The Court emphasized that the respondents never retracted their statements recorded under Section 108, nor disputed them even in replies to the show cause notices: “At no point of time the statements recorded under Section 108 of the Act, 1962 came to be retracted. Even while giving reply to the show cause notice, the contents of such statements recorded under Section 108 were not disputed.”
The Court also relied on Kum. Shubha @ Shubhashankar v. State of Karnataka, noting: “A certificate not given in the prescribed format per se will not make it invalid, especially when the authenticity of these marked documents is not in dispute.”
The Supreme Court concluded that there was due compliance with Section 138C(4) of the Customs Act. Accordingly, it allowed the Revenue’s appeals in part. The Court directed:
The judgment and order of the CESTAT dated 17 April 2018 were set aside. The appeals filed by the assessees before the Tribunal were ordered to be restored to their original file and reheard. The Tribunal was directed to adjudicate all issues raised by the parties, other than Section 138C(4), on their own merits.

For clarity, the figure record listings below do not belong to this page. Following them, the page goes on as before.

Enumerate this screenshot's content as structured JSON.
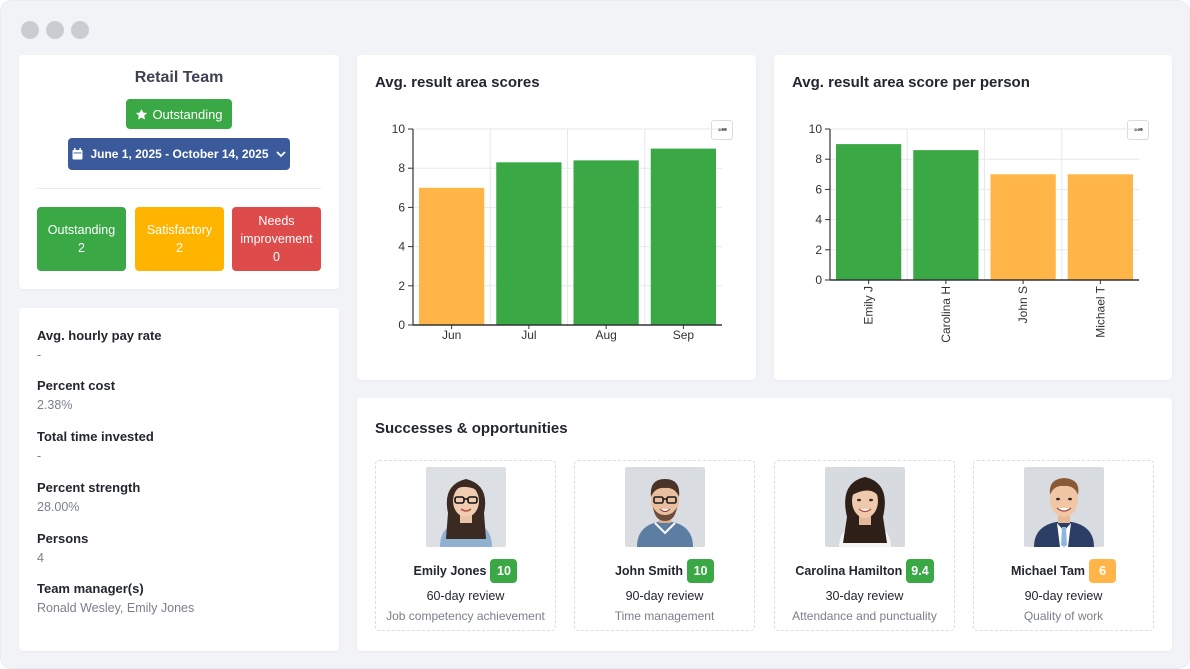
{
  "colors": {
    "green": "#39a845",
    "orange": "#ffb547",
    "yellow": "#ffb400",
    "red": "#de4b4b",
    "blue": "#3a5a9c"
  },
  "team": {
    "title": "Retail Team",
    "rating_label": "Outstanding",
    "rating_icon": "star-icon",
    "date_range": "June 1, 2025 - October 14, 2025",
    "stats": [
      {
        "label": "Outstanding",
        "count": "2",
        "color": "#39a845"
      },
      {
        "label": "Satisfactory",
        "count": "2",
        "color": "#ffb400"
      },
      {
        "label": "Needs improvement",
        "count": "0",
        "color": "#de4b4b"
      }
    ]
  },
  "info": [
    {
      "label": "Avg. hourly pay rate",
      "value": "-"
    },
    {
      "label": "Percent cost",
      "value": "2.38%"
    },
    {
      "label": "Total time invested",
      "value": "-"
    },
    {
      "label": "Percent strength",
      "value": "28.00%"
    },
    {
      "label": "Persons",
      "value": "4"
    },
    {
      "label": "Team manager(s)",
      "value": "Ronald Wesley, Emily Jones"
    }
  ],
  "chart_data": [
    {
      "type": "bar",
      "title": "Avg. result area scores",
      "categories": [
        "Jun",
        "Jul",
        "Aug",
        "Sep"
      ],
      "values": [
        7.0,
        8.3,
        8.4,
        9.0
      ],
      "bar_colors": [
        "#ffb547",
        "#39a845",
        "#39a845",
        "#39a845"
      ],
      "ylim": [
        0,
        10
      ],
      "yticks": [
        0,
        2,
        4,
        6,
        8,
        10
      ],
      "grid": true
    },
    {
      "type": "bar",
      "title": "Avg. result area score per person",
      "categories": [
        "Emily J",
        "Carolina H",
        "John S",
        "Michael T"
      ],
      "values": [
        9.0,
        8.6,
        7.0,
        7.0
      ],
      "bar_colors": [
        "#39a845",
        "#39a845",
        "#ffb547",
        "#ffb547"
      ],
      "ylim": [
        0,
        10
      ],
      "yticks": [
        0,
        2,
        4,
        6,
        8,
        10
      ],
      "grid": true
    }
  ],
  "successes": {
    "title": "Successes & opportunities",
    "people": [
      {
        "name": "Emily Jones",
        "score": "10",
        "score_color": "#39a845",
        "review": "60-day review",
        "area": "Job competency achievement"
      },
      {
        "name": "John Smith",
        "score": "10",
        "score_color": "#39a845",
        "review": "90-day review",
        "area": "Time management"
      },
      {
        "name": "Carolina Hamilton",
        "score": "9.4",
        "score_color": "#39a845",
        "review": "30-day review",
        "area": "Attendance and punctuality"
      },
      {
        "name": "Michael Tam",
        "score": "6",
        "score_color": "#ffb547",
        "review": "90-day review",
        "area": "Quality of work"
      }
    ]
  }
}
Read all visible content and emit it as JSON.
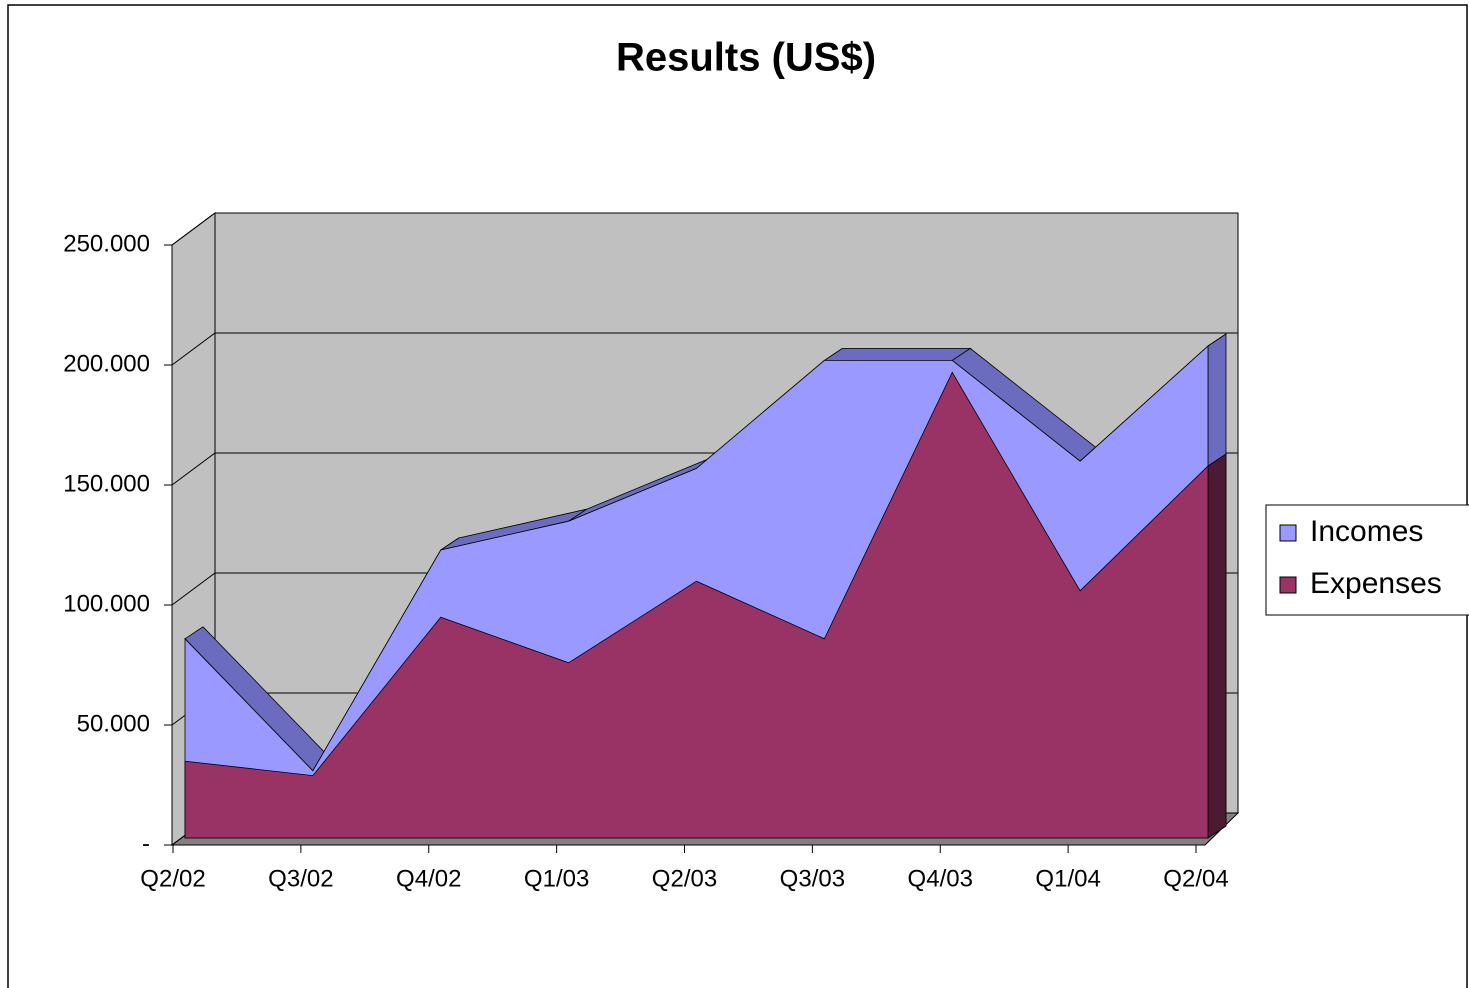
{
  "chart_data": {
    "type": "area",
    "title": "Results (US$)",
    "categories": [
      "Q2/02",
      "Q3/02",
      "Q4/02",
      "Q1/03",
      "Q2/03",
      "Q3/03",
      "Q4/03",
      "Q1/04",
      "Q2/04"
    ],
    "series": [
      {
        "name": "Incomes",
        "color": "#9999ff",
        "values": [
          83000,
          28000,
          120000,
          132000,
          154000,
          199000,
          199000,
          157000,
          205000
        ]
      },
      {
        "name": "Expenses",
        "color": "#993366",
        "values": [
          32000,
          26000,
          92000,
          73000,
          107000,
          83000,
          194000,
          103000,
          155000
        ]
      }
    ],
    "ylim": [
      0,
      250000
    ],
    "yticks": [
      {
        "value": 0,
        "label": "-"
      },
      {
        "value": 50000,
        "label": "50.000"
      },
      {
        "value": 100000,
        "label": "100.000"
      },
      {
        "value": 150000,
        "label": "150.000"
      },
      {
        "value": 200000,
        "label": "200.000"
      },
      {
        "value": 250000,
        "label": "250.000"
      }
    ],
    "grid": true,
    "legend": "right"
  }
}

The Court clarified: “It is needless to clarify that on remand the Tribunal shall rehear the entire appeals on their own merits without being influenced in any manner by any of the observations made by this Court. Our observations are confined only on the issue of Section 138C(4) of the Act, 1962.”
Pending applications, if any, were disposed of.
Advocates Representing the Parties
For the Petitioners: Ms. Nisha Bagchi, Senior Advocate
For the Respondents: Mr. Ashish Batra, Advocate
Case Title: Additional Director General Adjudication, Directorate of Revenue Intelligence v. Suresh Kumar and Co. Impex Pvt. Ltd. & Ors.